As a matter of procedure one should take the statistical analysis into consideration when evaluating an additive from an economic perspective. Often there may be a numerical difference between two treatments but there is no statistically significant difference between them. Any financial calculation should then be based on the average of the two figures and not the numerical difference, as no proven difference exists between the two and we can not be sure that the differences measured arose through chance or the treatment effect. In cases where no significant difference is shown, unless repeatability of the results has been shown, then extra attention should be paid to these types of calculations.
Regardless of what the research benefits are, or how cost effective an additives use is in theory, they are of little benefit if we do not see measurable results on farm. Nick Dale contends that feed can become like an attic, full of forgotten odds and ends. Once we leave the relative comfort of essential nutrients behind, vigilance is essential. Many additives will have greater or lesser impact in different seasons of the year and at different ages in the life of the bird.
In short, there must be a continued economic payoff on individual farms. As such, managers and nutritionists need accurate records (a database) in order to compare and measure responses on farm. Weight for age, FCR, hen housed production and PER are the measures that need to be considered, and then these figures should be used in order to carry out critical economic evaluation of a selected additive.
The regulations that have covered the use of non medicated feed additives have possibly not been as stringent as they could have been. For example, the safety and efficacy data required for an AGP is simply not required for many of the other classes of feed additive. This is a situation that is fast changing in Europe and will in all likelihood change in other countries as well. In short though, it is the nutritionist‟s responsibility to ensure that the additives that are being recommended are safe to the birds being fed, the farm workers and the consumers who will finally consume the product. In addition, the product must have fulfilled the legal requirements in each country where it is to be used.
You may well ask why I have gone into this detail about something that would appear to be very scientific. The reality is that each one of us has to make decisions, which often have large financial implications, based on data derived from the literature, the suppliers of the various additives and most importantly from our own farms.

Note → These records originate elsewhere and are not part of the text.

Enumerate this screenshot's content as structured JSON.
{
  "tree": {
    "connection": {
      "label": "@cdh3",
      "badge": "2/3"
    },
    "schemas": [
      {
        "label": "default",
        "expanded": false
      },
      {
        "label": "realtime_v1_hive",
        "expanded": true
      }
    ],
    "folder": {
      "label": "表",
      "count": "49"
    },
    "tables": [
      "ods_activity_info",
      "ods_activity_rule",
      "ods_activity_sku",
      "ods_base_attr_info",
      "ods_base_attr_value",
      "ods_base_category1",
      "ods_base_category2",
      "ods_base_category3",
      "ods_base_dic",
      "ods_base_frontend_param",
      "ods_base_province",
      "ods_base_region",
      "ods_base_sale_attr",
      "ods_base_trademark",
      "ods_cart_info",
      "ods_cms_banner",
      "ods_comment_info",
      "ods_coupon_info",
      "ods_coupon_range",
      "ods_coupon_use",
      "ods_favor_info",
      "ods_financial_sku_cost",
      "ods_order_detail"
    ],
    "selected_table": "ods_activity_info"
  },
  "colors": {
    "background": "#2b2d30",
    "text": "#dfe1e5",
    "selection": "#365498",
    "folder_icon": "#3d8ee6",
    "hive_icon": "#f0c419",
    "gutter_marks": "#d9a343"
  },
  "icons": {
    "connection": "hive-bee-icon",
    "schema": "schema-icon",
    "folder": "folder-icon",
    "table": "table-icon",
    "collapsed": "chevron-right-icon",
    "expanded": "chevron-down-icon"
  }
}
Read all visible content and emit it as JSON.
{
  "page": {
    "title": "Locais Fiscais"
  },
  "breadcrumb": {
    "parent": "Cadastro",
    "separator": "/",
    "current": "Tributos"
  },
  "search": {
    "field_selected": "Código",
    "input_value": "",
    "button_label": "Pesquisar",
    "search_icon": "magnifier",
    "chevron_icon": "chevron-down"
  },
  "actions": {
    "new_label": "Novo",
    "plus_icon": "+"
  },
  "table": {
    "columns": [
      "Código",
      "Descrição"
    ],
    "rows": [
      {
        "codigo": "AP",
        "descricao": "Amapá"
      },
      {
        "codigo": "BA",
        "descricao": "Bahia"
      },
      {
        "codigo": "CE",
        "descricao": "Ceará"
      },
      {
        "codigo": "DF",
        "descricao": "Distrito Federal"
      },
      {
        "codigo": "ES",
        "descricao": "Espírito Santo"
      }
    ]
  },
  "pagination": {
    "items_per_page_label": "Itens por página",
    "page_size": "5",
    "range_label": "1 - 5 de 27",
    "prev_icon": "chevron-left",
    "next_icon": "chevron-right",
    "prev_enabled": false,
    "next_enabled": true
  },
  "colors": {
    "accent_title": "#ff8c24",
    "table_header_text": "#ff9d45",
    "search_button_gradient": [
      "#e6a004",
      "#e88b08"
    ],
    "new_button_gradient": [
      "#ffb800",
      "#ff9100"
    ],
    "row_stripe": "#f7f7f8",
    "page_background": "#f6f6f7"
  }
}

Using some of the points made above it can be shown just how difficult it is to make the right decision. I have shown that if an additive costs R 50.00 per ton of feed, the birds need to weigh 16 grams more to break even. Applying the „two times‟ rule, we would expect to measure a 32 gram improvement per bird if we were to use the product. This represents a 1.8% increase in the weight of a 1.8 kg broiler. As pointed out, this type of difference is difficult to measure in a test house and almost impossible to measure on farm. Remember too, that holding an additional ingredient in the feed mill ties up capital and there is always the risk of shrinkage.
We should all be wary, possibly even cynical, of the results of product trials that have not been properly designed or submitted to proper (valid) statistical analysis. Yet having said this, we need to be equally careful not to discount an additive that may have significant financial advantages, even if the data on it is scant.